I was born in a Hindu family which believed in the existence of gods and followed rituals common to Hinduism. My mother is very vocal about her belief in God, about how God watches all our actions and gives us rewards or punishments accordingly. My father was not fond of displaying his beliefs, but he was a believer alright. Thankfully there wasn’t much of the baseless superstitions.

Hence naturally I was also brought up to be religious. I was made to pray regularly and be fearful of God. Notice I’m saying “I was made”, because I remember my then self to be confused about religion and God. I was told to do good deeds to get rewarded, and if I did anything bad I would be punished. As a small kid threatened about an invisible overwhelming presence called God, I obviously never tried to cross the path. And after some time, I had been habituated, and believed in what I was taught. But my suspicions never really left.

When I grew up a little, these suspicions resurfaced. At this point, I used to pray only when I needed something — like good marks in tests or a win for my favourite. And the prayers were always something like this

God, please give me good marks in the exams. I will be a good boy and I will study without any mischief.

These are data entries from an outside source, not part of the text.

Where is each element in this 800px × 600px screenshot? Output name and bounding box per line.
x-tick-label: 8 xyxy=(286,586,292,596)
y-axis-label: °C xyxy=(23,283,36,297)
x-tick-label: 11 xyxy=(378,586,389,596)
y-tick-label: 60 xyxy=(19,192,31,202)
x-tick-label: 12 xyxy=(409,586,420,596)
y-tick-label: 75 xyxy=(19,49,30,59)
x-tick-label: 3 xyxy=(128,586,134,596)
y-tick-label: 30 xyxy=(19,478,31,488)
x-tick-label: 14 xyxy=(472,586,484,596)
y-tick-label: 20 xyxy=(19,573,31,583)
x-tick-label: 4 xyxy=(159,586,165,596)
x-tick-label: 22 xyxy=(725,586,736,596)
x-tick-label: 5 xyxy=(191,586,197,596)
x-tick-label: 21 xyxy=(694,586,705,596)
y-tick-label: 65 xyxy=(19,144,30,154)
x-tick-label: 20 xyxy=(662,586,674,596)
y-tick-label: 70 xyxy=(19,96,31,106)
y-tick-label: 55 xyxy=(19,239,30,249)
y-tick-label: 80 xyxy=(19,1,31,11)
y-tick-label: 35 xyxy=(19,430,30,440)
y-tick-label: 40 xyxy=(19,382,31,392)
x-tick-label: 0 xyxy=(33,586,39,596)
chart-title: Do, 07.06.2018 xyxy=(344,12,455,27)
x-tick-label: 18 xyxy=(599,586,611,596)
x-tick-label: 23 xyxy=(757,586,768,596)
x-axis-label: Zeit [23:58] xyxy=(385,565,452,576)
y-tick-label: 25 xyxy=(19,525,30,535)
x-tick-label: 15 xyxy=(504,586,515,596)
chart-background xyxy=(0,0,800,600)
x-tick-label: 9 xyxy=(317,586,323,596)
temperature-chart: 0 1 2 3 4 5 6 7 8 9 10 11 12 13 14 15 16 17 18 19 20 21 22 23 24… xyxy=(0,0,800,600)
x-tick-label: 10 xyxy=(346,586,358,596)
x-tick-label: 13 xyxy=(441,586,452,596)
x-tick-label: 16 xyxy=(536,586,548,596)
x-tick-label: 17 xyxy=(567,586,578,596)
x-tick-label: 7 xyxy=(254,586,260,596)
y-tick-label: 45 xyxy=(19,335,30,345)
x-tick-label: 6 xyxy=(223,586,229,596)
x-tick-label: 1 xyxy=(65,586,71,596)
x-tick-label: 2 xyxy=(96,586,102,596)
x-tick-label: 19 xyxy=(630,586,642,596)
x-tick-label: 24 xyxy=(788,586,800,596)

I wondered whether I was praying or trying to strike a deal with God. I see devotees offering various stuff — starting from milk, clothes, fruits, valuables to even animal sacrifice in extreme cases — praying for the desired outcome. It was then that I understood that the existing system of religion is just a business model(a quite successful one). My faith started fading. But even then God was part of my support system. I prayed when I was down, barring making offerings.

Then came 11th grade. I was preparing for college, but I was going through a bad phase. I was failing myself, and I was always finding someone to blame. When I had hit rock bottom, I found my Physics and Math tutors by my side. They counselled me, and taught me to look at the world differently.

I understood how I can either spend the days cursing everyone, or making the most of what I have. I realised that whatever happens, I am responsible for it. If something bad happened to me through a different person, there must be something I had done which led to the outcome. Hence, whatever happens with me, is an outcome of my actions. Thus if I want something to go my way, I have the responsibility of making the right choices. In short, I myself am responsible for every detail in my life.

My Math tutor also taught me how the world is governed by the simplest of Math concepts(a story for some other day). I found a completely new perspective, one which is ruled by simple rules of science without any confusion, one which has a logical answer to every why and how.

Thus I didn’t find any more reason to stick to the confusing faith, or have an unexplained belief in God, whose existence itself is not proved.

There is, however, one question whose answer I am yet to find. Every event that occurs on earth, has a million other possible outcomes — for example, the bus I take daily might have an accident. What determines which one of the million possible paths is taken?

Believers like to make God the authority responsible for this decision. Some atheists call this luck, while many devote this to “powers of higher dimensions”. I choose not to jump any conclusions, and hope I will find the answer to this as well while learning more and more.